Prostate cancer is the most common type of cancer in men in the United States, with over 225,000 new cases each year. African- American men have the highest incidence of prostate cancer. Asian men have the lowest incidence, but this rate increases sharply when they immigrate to the United States, suggesting environmental dietary factors. The risk also rises with increasing age, as 60% of newly diagnosed cases occur in men over the age of 70 years.

Early prostate cancer is usually discovered as a result of routine digital rectal examination (DRE) or screening blood test for prostate specific antigen (PSA). Symptoms can not be distinguished from those caused by benign enlargement of the prostate (BPH), such as slowing of the stream, urgency, and frequency. Weight loss and back pain should prompt a visit to the urologist.

Treatment Options

Radical Prostatectomy. This is the surgical removal of the entire prostate gland and surrounding tissues, performed in the hospital under anesthesia.
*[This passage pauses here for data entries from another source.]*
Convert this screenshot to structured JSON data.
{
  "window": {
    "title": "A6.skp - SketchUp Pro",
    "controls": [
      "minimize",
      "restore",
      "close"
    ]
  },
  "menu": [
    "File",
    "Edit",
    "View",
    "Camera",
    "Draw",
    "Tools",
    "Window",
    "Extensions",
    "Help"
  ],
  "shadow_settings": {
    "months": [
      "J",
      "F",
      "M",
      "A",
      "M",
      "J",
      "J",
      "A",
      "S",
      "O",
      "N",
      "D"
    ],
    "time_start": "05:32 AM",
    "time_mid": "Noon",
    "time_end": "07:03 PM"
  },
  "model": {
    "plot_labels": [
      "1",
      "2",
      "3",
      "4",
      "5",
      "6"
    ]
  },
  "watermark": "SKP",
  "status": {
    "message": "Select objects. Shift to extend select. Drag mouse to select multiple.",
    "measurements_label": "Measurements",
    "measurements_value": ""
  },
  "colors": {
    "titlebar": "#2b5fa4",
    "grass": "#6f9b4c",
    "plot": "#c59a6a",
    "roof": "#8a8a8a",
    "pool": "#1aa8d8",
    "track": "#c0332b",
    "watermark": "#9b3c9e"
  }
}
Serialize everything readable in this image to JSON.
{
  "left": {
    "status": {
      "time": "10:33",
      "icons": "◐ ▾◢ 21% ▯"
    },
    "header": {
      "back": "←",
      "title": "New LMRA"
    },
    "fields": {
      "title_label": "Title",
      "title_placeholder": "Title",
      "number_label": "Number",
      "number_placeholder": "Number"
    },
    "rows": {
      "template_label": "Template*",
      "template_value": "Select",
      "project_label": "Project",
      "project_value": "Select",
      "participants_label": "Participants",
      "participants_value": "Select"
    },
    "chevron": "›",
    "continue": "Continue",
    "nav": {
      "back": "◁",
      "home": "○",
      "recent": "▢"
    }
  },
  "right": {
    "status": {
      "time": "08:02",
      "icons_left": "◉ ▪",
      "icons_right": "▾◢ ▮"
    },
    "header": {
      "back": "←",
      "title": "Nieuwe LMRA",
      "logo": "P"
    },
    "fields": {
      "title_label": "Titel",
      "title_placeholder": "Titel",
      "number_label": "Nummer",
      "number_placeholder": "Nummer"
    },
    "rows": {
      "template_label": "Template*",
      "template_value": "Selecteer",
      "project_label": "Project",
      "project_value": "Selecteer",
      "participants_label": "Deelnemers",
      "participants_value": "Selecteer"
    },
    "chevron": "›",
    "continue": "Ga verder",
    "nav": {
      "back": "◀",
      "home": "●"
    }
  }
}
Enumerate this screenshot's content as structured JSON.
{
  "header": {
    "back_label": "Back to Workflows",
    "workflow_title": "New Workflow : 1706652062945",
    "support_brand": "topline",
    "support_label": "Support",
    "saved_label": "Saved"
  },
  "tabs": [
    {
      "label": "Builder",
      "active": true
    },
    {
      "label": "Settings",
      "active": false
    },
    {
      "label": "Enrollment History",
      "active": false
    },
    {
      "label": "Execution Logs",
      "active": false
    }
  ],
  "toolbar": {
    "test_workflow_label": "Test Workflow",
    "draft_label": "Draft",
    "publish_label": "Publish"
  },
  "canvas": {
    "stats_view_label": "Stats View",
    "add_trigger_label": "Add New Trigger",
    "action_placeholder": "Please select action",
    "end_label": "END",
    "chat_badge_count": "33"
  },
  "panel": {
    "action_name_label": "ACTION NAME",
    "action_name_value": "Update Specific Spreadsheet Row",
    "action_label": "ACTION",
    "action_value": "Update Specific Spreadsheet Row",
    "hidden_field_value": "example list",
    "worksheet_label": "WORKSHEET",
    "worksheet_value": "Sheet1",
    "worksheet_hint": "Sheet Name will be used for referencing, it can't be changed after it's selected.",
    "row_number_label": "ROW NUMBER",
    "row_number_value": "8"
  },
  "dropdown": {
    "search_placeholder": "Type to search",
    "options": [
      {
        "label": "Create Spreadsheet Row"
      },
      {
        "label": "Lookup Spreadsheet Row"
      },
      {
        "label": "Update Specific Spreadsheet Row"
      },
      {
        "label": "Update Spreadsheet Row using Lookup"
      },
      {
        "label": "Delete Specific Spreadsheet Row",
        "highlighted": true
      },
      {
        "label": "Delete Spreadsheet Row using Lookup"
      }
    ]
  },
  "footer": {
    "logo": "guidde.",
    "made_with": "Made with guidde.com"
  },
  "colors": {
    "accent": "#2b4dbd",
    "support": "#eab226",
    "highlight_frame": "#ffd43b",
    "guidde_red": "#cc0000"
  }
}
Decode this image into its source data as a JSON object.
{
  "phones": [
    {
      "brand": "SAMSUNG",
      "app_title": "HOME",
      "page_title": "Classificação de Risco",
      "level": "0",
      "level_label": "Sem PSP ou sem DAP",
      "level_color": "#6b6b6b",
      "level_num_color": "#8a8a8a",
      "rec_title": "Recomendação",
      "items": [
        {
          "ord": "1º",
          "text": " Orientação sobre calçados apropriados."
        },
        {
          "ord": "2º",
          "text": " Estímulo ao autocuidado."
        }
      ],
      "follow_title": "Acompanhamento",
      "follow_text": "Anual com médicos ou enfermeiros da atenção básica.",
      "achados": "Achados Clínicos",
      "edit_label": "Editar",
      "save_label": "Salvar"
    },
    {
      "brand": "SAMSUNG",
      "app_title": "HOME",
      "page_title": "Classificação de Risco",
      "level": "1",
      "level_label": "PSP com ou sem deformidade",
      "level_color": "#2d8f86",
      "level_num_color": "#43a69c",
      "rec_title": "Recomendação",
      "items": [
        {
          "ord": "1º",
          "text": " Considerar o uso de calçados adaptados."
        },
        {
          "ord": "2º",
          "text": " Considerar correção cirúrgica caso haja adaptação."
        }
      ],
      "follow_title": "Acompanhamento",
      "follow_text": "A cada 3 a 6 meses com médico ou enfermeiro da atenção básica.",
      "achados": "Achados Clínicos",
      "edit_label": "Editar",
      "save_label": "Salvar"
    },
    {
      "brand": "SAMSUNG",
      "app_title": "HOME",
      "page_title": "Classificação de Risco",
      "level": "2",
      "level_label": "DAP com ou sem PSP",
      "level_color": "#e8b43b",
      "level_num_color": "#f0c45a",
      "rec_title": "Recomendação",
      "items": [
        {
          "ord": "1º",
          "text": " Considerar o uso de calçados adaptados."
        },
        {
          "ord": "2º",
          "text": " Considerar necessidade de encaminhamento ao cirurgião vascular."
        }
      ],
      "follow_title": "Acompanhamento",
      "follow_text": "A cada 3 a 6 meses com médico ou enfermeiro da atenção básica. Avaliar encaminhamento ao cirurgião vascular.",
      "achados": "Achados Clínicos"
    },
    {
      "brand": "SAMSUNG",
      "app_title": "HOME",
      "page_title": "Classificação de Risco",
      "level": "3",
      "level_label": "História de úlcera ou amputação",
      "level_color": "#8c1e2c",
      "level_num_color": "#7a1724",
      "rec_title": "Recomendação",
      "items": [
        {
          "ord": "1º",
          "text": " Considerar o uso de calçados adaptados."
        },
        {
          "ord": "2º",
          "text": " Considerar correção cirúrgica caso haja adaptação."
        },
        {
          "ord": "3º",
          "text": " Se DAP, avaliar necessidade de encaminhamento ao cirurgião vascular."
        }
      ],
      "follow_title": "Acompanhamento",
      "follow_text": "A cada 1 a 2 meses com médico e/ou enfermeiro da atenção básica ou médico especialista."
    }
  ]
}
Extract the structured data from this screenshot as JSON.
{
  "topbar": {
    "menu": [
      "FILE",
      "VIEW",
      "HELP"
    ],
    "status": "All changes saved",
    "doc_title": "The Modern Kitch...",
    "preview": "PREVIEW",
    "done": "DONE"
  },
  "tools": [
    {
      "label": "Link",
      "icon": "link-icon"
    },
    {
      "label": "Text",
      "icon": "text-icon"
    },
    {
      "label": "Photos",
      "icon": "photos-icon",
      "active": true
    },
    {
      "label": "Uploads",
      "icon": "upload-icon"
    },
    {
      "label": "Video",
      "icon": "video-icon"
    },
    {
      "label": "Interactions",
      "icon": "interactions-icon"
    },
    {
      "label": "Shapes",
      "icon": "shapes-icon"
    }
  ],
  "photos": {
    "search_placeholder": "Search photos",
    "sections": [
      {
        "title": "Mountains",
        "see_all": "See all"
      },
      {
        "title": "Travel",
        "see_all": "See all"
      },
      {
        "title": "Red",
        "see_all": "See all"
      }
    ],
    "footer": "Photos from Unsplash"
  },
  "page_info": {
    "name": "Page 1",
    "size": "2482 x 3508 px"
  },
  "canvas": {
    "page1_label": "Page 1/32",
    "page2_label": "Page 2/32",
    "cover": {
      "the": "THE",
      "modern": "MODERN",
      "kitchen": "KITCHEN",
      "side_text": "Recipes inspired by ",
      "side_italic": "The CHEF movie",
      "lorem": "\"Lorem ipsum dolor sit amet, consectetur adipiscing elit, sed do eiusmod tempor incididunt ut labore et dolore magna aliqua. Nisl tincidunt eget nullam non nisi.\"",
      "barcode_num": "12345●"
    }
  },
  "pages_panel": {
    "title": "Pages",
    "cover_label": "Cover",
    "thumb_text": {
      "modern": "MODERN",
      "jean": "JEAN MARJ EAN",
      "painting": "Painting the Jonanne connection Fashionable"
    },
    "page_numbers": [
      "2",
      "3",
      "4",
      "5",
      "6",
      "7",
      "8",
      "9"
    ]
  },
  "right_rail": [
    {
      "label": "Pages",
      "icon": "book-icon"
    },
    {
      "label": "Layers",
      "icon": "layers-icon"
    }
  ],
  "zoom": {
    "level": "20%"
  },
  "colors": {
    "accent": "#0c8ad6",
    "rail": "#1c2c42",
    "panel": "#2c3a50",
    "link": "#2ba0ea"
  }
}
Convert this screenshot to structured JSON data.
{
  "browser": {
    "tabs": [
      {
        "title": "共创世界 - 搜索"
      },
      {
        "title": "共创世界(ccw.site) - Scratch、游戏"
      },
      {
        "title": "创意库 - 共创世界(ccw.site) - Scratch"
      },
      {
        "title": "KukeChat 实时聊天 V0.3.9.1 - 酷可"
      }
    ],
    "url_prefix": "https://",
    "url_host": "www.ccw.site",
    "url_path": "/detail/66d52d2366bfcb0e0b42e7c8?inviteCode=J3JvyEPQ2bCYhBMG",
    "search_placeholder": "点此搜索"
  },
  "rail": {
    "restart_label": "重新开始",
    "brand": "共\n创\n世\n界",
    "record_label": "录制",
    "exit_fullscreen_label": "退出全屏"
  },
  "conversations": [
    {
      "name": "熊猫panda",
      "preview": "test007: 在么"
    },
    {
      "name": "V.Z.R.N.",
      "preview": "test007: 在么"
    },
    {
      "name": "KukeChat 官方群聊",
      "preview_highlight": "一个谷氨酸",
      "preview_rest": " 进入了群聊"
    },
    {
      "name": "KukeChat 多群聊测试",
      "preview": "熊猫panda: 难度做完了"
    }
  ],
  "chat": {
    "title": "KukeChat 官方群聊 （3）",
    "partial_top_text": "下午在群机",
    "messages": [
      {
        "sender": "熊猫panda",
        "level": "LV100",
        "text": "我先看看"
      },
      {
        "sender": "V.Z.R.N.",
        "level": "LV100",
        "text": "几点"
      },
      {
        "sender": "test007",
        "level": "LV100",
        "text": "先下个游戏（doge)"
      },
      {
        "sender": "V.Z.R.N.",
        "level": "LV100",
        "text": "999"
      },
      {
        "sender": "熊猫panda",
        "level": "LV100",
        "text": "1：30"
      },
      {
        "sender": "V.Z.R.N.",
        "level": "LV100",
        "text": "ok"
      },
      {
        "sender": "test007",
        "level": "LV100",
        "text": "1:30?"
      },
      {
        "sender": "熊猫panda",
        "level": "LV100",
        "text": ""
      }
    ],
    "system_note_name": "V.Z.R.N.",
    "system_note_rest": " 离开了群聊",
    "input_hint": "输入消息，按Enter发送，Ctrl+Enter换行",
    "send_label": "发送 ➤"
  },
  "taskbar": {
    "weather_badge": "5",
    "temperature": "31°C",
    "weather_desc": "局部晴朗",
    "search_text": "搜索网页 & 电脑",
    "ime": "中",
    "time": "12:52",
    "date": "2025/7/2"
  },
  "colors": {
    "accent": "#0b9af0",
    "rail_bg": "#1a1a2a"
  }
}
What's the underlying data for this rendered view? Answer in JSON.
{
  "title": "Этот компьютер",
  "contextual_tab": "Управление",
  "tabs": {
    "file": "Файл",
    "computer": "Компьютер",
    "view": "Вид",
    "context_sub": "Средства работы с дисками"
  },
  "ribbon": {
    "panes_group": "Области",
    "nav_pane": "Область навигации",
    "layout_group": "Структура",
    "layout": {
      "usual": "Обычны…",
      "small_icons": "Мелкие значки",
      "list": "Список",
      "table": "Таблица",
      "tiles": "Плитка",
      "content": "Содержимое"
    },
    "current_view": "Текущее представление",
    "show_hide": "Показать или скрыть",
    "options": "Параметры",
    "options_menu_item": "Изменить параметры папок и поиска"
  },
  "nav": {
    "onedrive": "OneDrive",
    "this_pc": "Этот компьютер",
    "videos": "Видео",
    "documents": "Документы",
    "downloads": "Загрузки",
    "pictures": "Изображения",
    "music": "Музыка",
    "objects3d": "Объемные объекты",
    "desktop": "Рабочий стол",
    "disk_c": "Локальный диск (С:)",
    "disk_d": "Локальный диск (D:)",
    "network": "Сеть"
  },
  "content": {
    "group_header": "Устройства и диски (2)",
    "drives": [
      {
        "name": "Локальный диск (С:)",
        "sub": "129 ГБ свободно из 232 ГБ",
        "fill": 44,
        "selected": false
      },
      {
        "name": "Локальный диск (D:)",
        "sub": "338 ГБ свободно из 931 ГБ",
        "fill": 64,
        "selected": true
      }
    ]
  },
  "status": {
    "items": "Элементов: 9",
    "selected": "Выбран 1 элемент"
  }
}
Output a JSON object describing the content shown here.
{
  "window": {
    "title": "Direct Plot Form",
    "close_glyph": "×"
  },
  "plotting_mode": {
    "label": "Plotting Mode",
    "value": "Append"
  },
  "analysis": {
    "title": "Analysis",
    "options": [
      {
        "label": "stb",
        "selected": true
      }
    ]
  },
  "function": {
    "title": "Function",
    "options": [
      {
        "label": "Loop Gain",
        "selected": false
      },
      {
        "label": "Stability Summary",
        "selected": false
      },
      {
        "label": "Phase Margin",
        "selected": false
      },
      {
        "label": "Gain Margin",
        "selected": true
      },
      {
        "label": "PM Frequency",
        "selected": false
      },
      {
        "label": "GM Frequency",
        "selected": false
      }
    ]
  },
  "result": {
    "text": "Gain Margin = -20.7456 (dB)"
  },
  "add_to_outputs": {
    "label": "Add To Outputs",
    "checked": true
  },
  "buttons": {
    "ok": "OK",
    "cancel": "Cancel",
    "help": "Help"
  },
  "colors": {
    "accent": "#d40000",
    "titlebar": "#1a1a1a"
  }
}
A catheter is placed in the bladder to allow the bladder to heal to the urethra. Risks of surgery include bleeding, infection, incontinence (involuntary loss of urine), rectal damage, and impotence (25- 90% risk, depending on the age of the patient).

Radiation Therapy. There are two types of radiation used for treatment, X- rays and radioactive seed implantation (brachytherapy).

X-rays, or external beam radiation, are given over a course of 38-40 treatments, to cover the entire prostate. Side effects occur if the surrounding tissues receive too much radiation, and include urinary frequency, urge incontinence, bleeding from the bladder or rectum, diarrhea, and impotence (about 50% risk)

Brachytherapy is performed under anesthesia. An ultrasound probe in the rectum is used to guide placement of needles through perineum into the prostate. The number and placement of the radioactive seeds is determined by the urologist and radiation over a period of months. Side effects include bleeding, diarrhea, and impotence (about 25%). For higher risk tumors this treatment is sometimes combined with X-rays and hormone therapy.

Cryosurgery. Specially designed needles are placed into the prostate through the perineum under ultrasound control. These are used to freeze the prostate at below minus 40 degrees centigrade, killing the cancer cells. Side effects include incontinence (about 5%), fistula between the urethra and the rectum (less then 1%), and impotence (about 90% if the entire prostate is treated). Nerve sparing cryosurgery is available to preserve erections.

Hormone Therapy. Prostate cancer is hormone sensitive. In the absence of testosterone, the main male hormone, parts of the cancer die and most of the rest of it stops growing for a while This treatment is used to shrink the size of the prostate, in combination with radiation to improve treatment results, and to slow the growth of the cancer in patients whose tumors have already spread. It is not curative by itself.